Typedef Documentation

typedef TRTSERVER_Error *(*TRTSERVER_ResponseAllocatorAllocFn_t)(TRTSERVER_ResponseAllocator *allocator, void **buffer, void **buffer_userp, const char *tensor_name, size_t byte_size, TRTSERVER_Allocator_Region region, int64_t region_id, void *userp)

Type for allocation function that allocates a buffer to hold a result tensor.

Return in ‘buffer’ a pointer to the contiguous memory block of size ‘byte_size’ for result tensor called ‘tensor_name’. The buffer must be allocated in the memory region identified by ‘region’ and ‘region_id’. The ‘userp’ data is the same as what is supplied in the call to TRTSERVER_ServerInferAsync.

Return in ‘buffer_userp’ a user-specified value to associate with the buffer. This value will be provided in the call to TRTSERVER_ResponseAllocatorReleaseFn_t.
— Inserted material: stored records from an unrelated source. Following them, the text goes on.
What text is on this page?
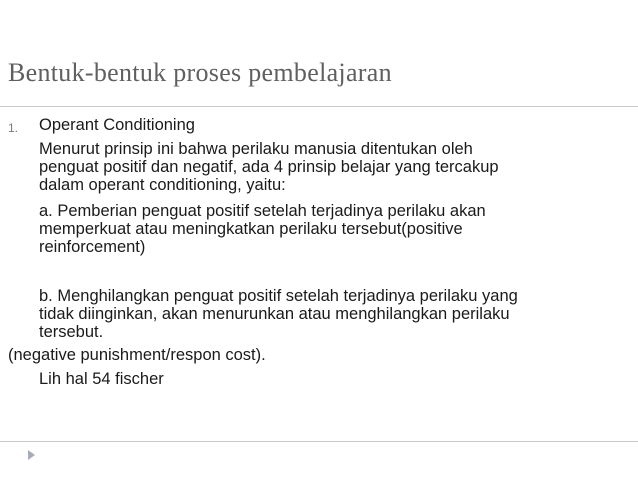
Bentuk-bentuk proses pembelajaran
1. Operant Conditioning
Menurut prinsip ini bahwa perilaku manusia ditentukan oleh
penguat positif dan negatif, ada 4 prinsip belajar yang tercakup
dalam operant conditioning, yaitu:
a. Pemberian penguat positif setelah terjadinya perilaku akan
memperkuat atau meningkatkan perilaku tersebut(positive
reinforcement)
b. Menghilangkan penguat positif setelah terjadinya perilaku yang
tidak diinginkan, akan menurunkan atau menghilangkan perilaku
tersebut.
(negative punishment/respon cost).
Lih hal 54 fischer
The function will be called for each result tensor, even if the ‘byte_size’ required for that tensor is zero. When ‘byte_size’ is zero the function does not need to allocate any memory but may perform other tasks associated with the result tensor. In this case the function should return success and set ‘buffer’ == nullptr.
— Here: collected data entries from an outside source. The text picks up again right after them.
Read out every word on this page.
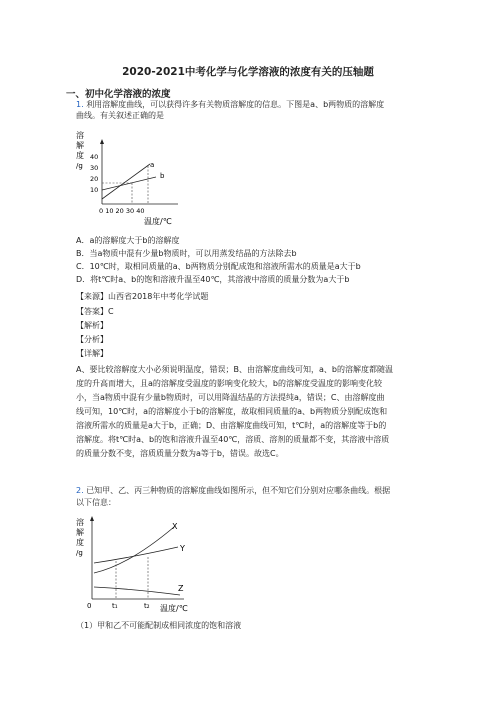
2020-2021中考化学与化学溶液的浓度有关的压轴题
一、初中化学溶液的浓度
1. 利用溶解度曲线，可以获得许多有关物质溶解度的信息。下图是a、b两物质的溶解度
曲线。有关叙述正确的是
溶
解
度
/g
40
30
20
10
a
b
0 10 20 30 40
温度/℃
A．a的溶解度大于b的溶解度
B．当a物质中混有少量b物质时，可以用蒸发结晶的方法除去b
C．10℃时，取相同质量的a、b两物质分别配成饱和溶液所需水的质量是a大于b
D．将t℃时a、b的饱和溶液升温至40℃，其溶液中溶质的质量分数为a大于b
【来源】山西省2018年中考化学试题
【答案】C
【解析】
【分析】
【详解】
A、要比较溶解度大小必须说明温度，错误；B、由溶解度曲线可知，a、b的溶解度都随温
度的升高而增大，且a的溶解度受温度的影响变化较大，b的溶解度受温度的影响变化较
小，当a物质中混有少量b物质时，可以用降温结晶的方法提纯a，错误；C、由溶解度曲
线可知，10℃时，a的溶解度小于b的溶解度，故取相同质量的a、b两物质分别配成饱和
溶液所需水的质量是a大于b，正确；D、由溶解度曲线可知，t℃时，a的溶解度等于b的
溶解度。将t℃时a、b的饱和溶液升温至40℃，溶质、溶剂的质量都不变，其溶液中溶质
的质量分数不变，溶质质量分数为a等于b，错误。故选C。
2. 已知甲、乙、丙三种物质的溶解度曲线如图所示，但不知它们分别对应哪条曲线。根据
以下信息：
溶
解
度
/g
X
Y
Z
0	t₁	t₂ 温度/℃
（1）甲和乙不可能配制成相同浓度的饱和溶液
If the function is called with ‘byte_size’ non-zero but an allocation is not possible for the request ‘region’, the function should return success and set ‘buffer’ == nullptr to indicate that an allocation in the requested ‘region’ is not possible. In this case the function may be called again for the same ‘tensor_name’ but with a different ‘region’.

The function should return a TRTSERVER_Error object if a failure occurs while attempting an allocation. If an error object is returned, or if ‘buffer’ == nullptr is returned on all attempts for a result tensor, the inference server will assume allocation is not possible for the result buffer and will abort the inference request.